A AAV2s carrying stuffer, OPTN-WT, and OPTN-E50K sequences were injected into the retinas. AAV2 transduced retinas were co-labeled with IBA1 immunolabeling and in situ hybridization of TNF. Scale bar = 50 μm. B Representative images from retinal whole-mount immunohistochemistry of SMI32. Retinas were transduced with stuffer, OPTN-WT, or OPTN-E50K and underwent IRI. AAV2 transduced mice were administrated with GNE684 100 mg kg⁻¹ by oral gavage, twice per day throughout IRI. C Quantification of SMI32-positive shrunken cells. n = 3–4 mice per group. Scale bar = 100 µm. Data represented in a bar graph. Two-way ANOVA. **P < 0.01, ***P < 0.001, ****P < 0.0001.

Fig. 7. Human glaucomatous retinas exhibit proinflammatory cell death phenotypes.
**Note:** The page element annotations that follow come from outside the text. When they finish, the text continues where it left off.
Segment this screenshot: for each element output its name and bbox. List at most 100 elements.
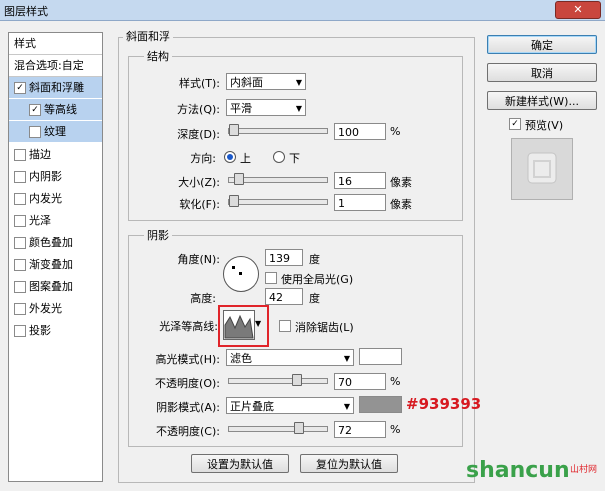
contour-chevron-down-icon[interactable]: ▼ [255,319,261,328]
direction-down-radio[interactable] [273,151,285,163]
style-item-texture[interactable]: 纹理 [9,121,102,142]
altitude-input[interactable]: 42 [265,288,303,305]
watermark-logo: shancun [466,458,570,483]
gradient-overlay-checkbox[interactable] [14,259,26,271]
style-item-bevel[interactable]: ✓ 斜面和浮雕 [9,77,102,98]
cancel-button[interactable]: 取消 [487,63,597,82]
style-item-inner-glow[interactable]: 内发光 [9,188,102,209]
soften-slider[interactable] [228,195,328,207]
watermark-sub: 山村网 [570,465,598,475]
direction-down-label: 下 [289,152,300,165]
style-item-gradient-overlay[interactable]: 渐变叠加 [9,254,102,275]
make-default-button[interactable]: 设置为默认值 [191,454,289,473]
inner-glow-label: 内发光 [29,192,62,205]
stroke-checkbox[interactable] [14,149,26,161]
style-item-contour[interactable]: ✓ 等高线 [9,99,102,120]
shadow-color-swatch[interactable] [359,396,402,413]
highlight-color-swatch[interactable] [359,348,402,365]
soften-unit: 像素 [390,198,412,211]
style-dropdown[interactable]: 内斜面 ▼ [226,73,306,90]
style-item-pattern-overlay[interactable]: 图案叠加 [9,276,102,297]
antialias-checkbox[interactable] [279,320,291,332]
global-light-label: 使用全局光(G) [281,273,354,286]
size-unit: 像素 [390,176,412,189]
outer-glow-checkbox[interactable] [14,303,26,315]
style-preview-thumbnail [511,138,573,200]
global-light-checkbox[interactable] [265,272,277,284]
shadow-opacity-slider[interactable] [228,422,328,434]
size-input[interactable]: 16 [334,172,386,189]
inner-shadow-checkbox[interactable] [14,171,26,183]
reset-default-button[interactable]: 复位为默认值 [300,454,398,473]
angle-dial-center [239,272,242,275]
window-title: 图层样式 [4,5,48,18]
pattern-overlay-checkbox[interactable] [14,281,26,293]
chevron-down-icon: ▼ [295,104,302,113]
chevron-down-icon: ▼ [295,78,302,87]
soften-slider-thumb[interactable] [229,195,239,207]
preview-swatch-icon [527,152,557,184]
size-slider[interactable] [228,173,328,185]
shadow-opacity-thumb[interactable] [294,422,304,434]
depth-slider[interactable] [228,124,328,136]
highlight-opacity-slider[interactable] [228,374,328,386]
angle-input[interactable]: 139 [265,249,303,266]
bevel-checkbox[interactable]: ✓ [14,82,26,94]
direction-up-label: 上 [240,152,251,165]
title-bar: 图层样式 ✕ [0,0,605,21]
styles-header[interactable]: 样式 [9,33,102,55]
shadow-opacity-input[interactable]: 72 [334,421,386,438]
shadow-opacity-unit: % [390,423,401,436]
bevel-label: 斜面和浮雕 [29,81,84,94]
highlight-opacity-input[interactable]: 70 [334,373,386,390]
size-slider-thumb[interactable] [234,173,244,185]
soften-label: 软化(F): [179,198,220,211]
blending-options[interactable]: 混合选项:自定 [9,55,102,77]
styles-list: 样式 混合选项:自定 ✓ 斜面和浮雕 ✓ 等高线 纹理 描边 内阴影 内发光 光… [8,32,103,482]
highlight-opacity-thumb[interactable] [292,374,302,386]
depth-slider-thumb[interactable] [229,124,239,136]
depth-label: 深度(D): [177,128,220,141]
close-button[interactable]: ✕ [555,1,601,19]
angle-label: 角度(N): [177,253,220,266]
style-item-inner-shadow[interactable]: 内阴影 [9,166,102,187]
preview-checkbox[interactable]: ✓ [509,118,521,130]
angle-dial[interactable] [223,256,259,292]
highlight-mode-dropdown[interactable]: 滤色 ▼ [226,349,354,366]
gloss-contour-picker[interactable] [223,310,255,340]
style-label: 样式(T): [178,77,220,90]
texture-checkbox[interactable] [29,126,41,138]
contour-label: 等高线 [44,103,77,116]
texture-label: 纹理 [44,125,66,138]
soften-input[interactable]: 1 [334,194,386,211]
new-style-button[interactable]: 新建样式(W)... [487,91,597,110]
method-dropdown[interactable]: 平滑 ▼ [226,99,306,116]
style-item-satin[interactable]: 光泽 [9,210,102,231]
chevron-down-icon: ▼ [343,402,350,411]
color-overlay-checkbox[interactable] [14,237,26,249]
style-item-outer-glow[interactable]: 外发光 [9,298,102,319]
ok-button[interactable]: 确定 [487,35,597,54]
style-value: 内斜面 [230,76,263,89]
direction-label: 方向: [190,152,216,165]
method-label: 方法(Q): [177,103,220,116]
contour-curve-icon [224,314,254,339]
direction-up-radio[interactable] [224,151,236,163]
highlight-opacity-unit: % [390,375,401,388]
satin-checkbox[interactable] [14,215,26,227]
gradient-overlay-label: 渐变叠加 [29,258,73,271]
method-value: 平滑 [230,102,252,115]
contour-checkbox[interactable]: ✓ [29,104,41,116]
shadow-mode-dropdown[interactable]: 正片叠底 ▼ [226,397,354,414]
depth-input[interactable]: 100 [334,123,386,140]
style-item-color-overlay[interactable]: 颜色叠加 [9,232,102,253]
inner-glow-checkbox[interactable] [14,193,26,205]
preview-label: 预览(V) [525,119,564,132]
gloss-contour-label: 光泽等高线: [159,320,218,333]
drop-shadow-checkbox[interactable] [14,325,26,337]
inner-shadow-label: 内阴影 [29,170,62,183]
shadow-mode-value: 正片叠底 [230,400,274,413]
blending-options-label: 混合选项:自定 [14,59,84,72]
style-item-stroke[interactable]: 描边 [9,144,102,165]
style-item-drop-shadow[interactable]: 投影 [9,320,102,341]
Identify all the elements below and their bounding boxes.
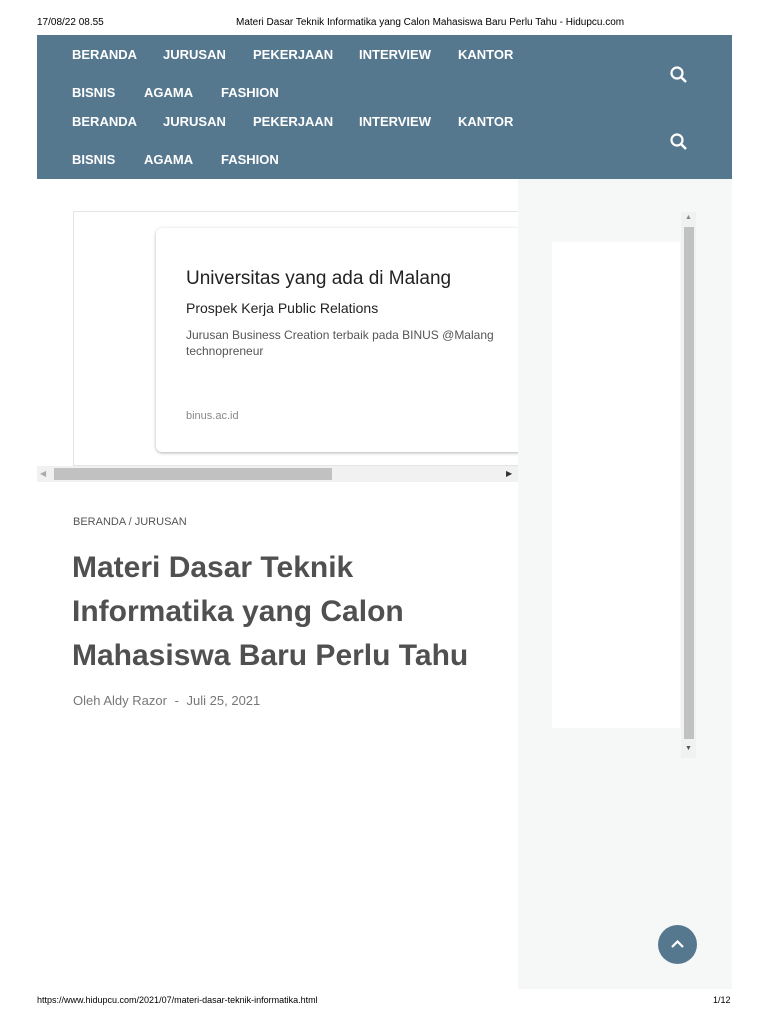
nav-bar: BERANDA JURUSAN PEKERJAAN INTERVIEW KANT…: [37, 35, 732, 179]
ad-title[interactable]: Universitas yang ada di Malang: [186, 268, 451, 290]
meta-separator: -: [174, 693, 179, 708]
print-page-number: 1/12: [713, 995, 731, 1005]
search-icon[interactable]: [669, 132, 689, 152]
nav-kantor[interactable]: KANTOR: [458, 47, 513, 62]
chevron-up-icon: [671, 939, 684, 948]
nav-jurusan[interactable]: JURUSAN: [163, 114, 226, 129]
scroll-down-icon[interactable]: ▼: [685, 745, 692, 752]
ad-subtitle: Prospek Kerja Public Relations: [186, 300, 379, 316]
nav-bisnis[interactable]: BISNIS: [72, 152, 115, 167]
ad-description: Jurusan Business Creation terbaik pada B…: [186, 328, 494, 342]
scroll-left-icon[interactable]: ◀: [40, 469, 46, 478]
nav-fashion[interactable]: FASHION: [221, 85, 279, 100]
ad-domain: binus.ac.id: [186, 410, 239, 422]
nav-pekerjaan[interactable]: PEKERJAAN: [253, 114, 333, 129]
ad-frame: Universitas yang ada di Malang Prospek K…: [73, 211, 518, 466]
sidebar-ad-frame: [552, 242, 680, 728]
nav-interview[interactable]: INTERVIEW: [359, 47, 431, 62]
ad-card[interactable]: Universitas yang ada di Malang Prospek K…: [156, 228, 518, 452]
scroll-up-icon[interactable]: ▲: [685, 214, 692, 221]
print-doc-title: Materi Dasar Teknik Informatika yang Cal…: [236, 17, 625, 28]
nav-agama[interactable]: AGAMA: [144, 85, 193, 100]
vertical-scroll-thumb[interactable]: [684, 227, 694, 739]
horizontal-scroll-thumb[interactable]: [54, 468, 332, 480]
nav-kantor[interactable]: KANTOR: [458, 114, 513, 129]
scroll-right-icon[interactable]: ▶: [506, 469, 512, 478]
breadcrumb[interactable]: BERANDA / JURUSAN: [73, 516, 187, 528]
back-to-top-button[interactable]: [658, 925, 697, 964]
article-author[interactable]: Oleh Aldy Razor: [73, 693, 167, 708]
print-datetime: 17/08/22 08.55: [37, 17, 104, 28]
nav-interview[interactable]: INTERVIEW: [359, 114, 431, 129]
nav-agama[interactable]: AGAMA: [144, 152, 193, 167]
nav-pekerjaan[interactable]: PEKERJAAN: [253, 47, 333, 62]
ad-description-2: technopreneur: [186, 344, 264, 358]
article-meta: Oleh Aldy Razor - Juli 25, 2021: [73, 693, 260, 708]
nav-beranda[interactable]: BERANDA: [72, 47, 137, 62]
nav-bisnis[interactable]: BISNIS: [72, 85, 115, 100]
search-icon[interactable]: [669, 65, 689, 85]
nav-beranda[interactable]: BERANDA: [72, 114, 137, 129]
nav-jurusan[interactable]: JURUSAN: [163, 47, 226, 62]
article-title: Materi Dasar Teknik Informatika yang Cal…: [72, 551, 469, 672]
print-url: https://www.hidupcu.com/2021/07/materi-d…: [37, 995, 318, 1005]
article-date: Juli 25, 2021: [186, 693, 261, 708]
nav-fashion[interactable]: FASHION: [221, 152, 279, 167]
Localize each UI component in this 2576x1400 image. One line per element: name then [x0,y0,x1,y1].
Representative images of human non-glaucomatous (n = 3 eyes) and glaucomatous (n = 6 eyes) retinas were included in the study (Supplementary Table 1 and Supplementary Fig. 7). Glaucomatous retinas were collected from patients who were clinically diagnosed with glaucoma before death. A Representative images of postmortem glaucomatous (ID: 140099 and 150001) and non-glaucomatous human retinas (ID: 140001 and 140016) were co-labeled with IBA1 immunolabeling and in situ hybridization (ISH) of TNF and B TNF ISH quantification. Scale bar = 50 μm. C Dual ISH representative images for TNF (pink) and RIP3 (green) from postmortem human glaucomatous (ID: 140149) and non-glaucomatous retinas (ID: 140001) and D its quantification. 20x Olympus scanner microscope. Scale bar = 20 μm and 50 μm. The arrows indicate the TNF (pink) and RIP3 (green) signals from the retina tissue. E Representative images from postmortem glaucomatous human retina. Immunolabeling of cleaved caspase-3 and F cleaved caspase-3 quantification. The arrows indicate the cleaved caspase-3 (pink) signals from the retina tissue. Scale bar = 50 μm. G Representative immunohistochemistry images for Neutrophil elastase (green) staining from postmortem human glaucomatous (ID: 150001) and non-glaucomatous (ID: AE02120) retina and H quantification. 20x Leica Thunder microscope. Scale bar = 100 μm. I Representative immunohistochemistry images for CD45 (red) staining from postmortem human glaucomatous (ID: 150001) and non-glaucomatous (ID: 140015) retina and J quantification. ×20 Leica Thunder microscope Scale bar = 100 μm. GCL ganglion cell layer, INL inner nuclear layer, ONL outer nuclear layer. Two-tailed Student’s t test. *P < 0.05, **P < 0.01, ***P < 0.001.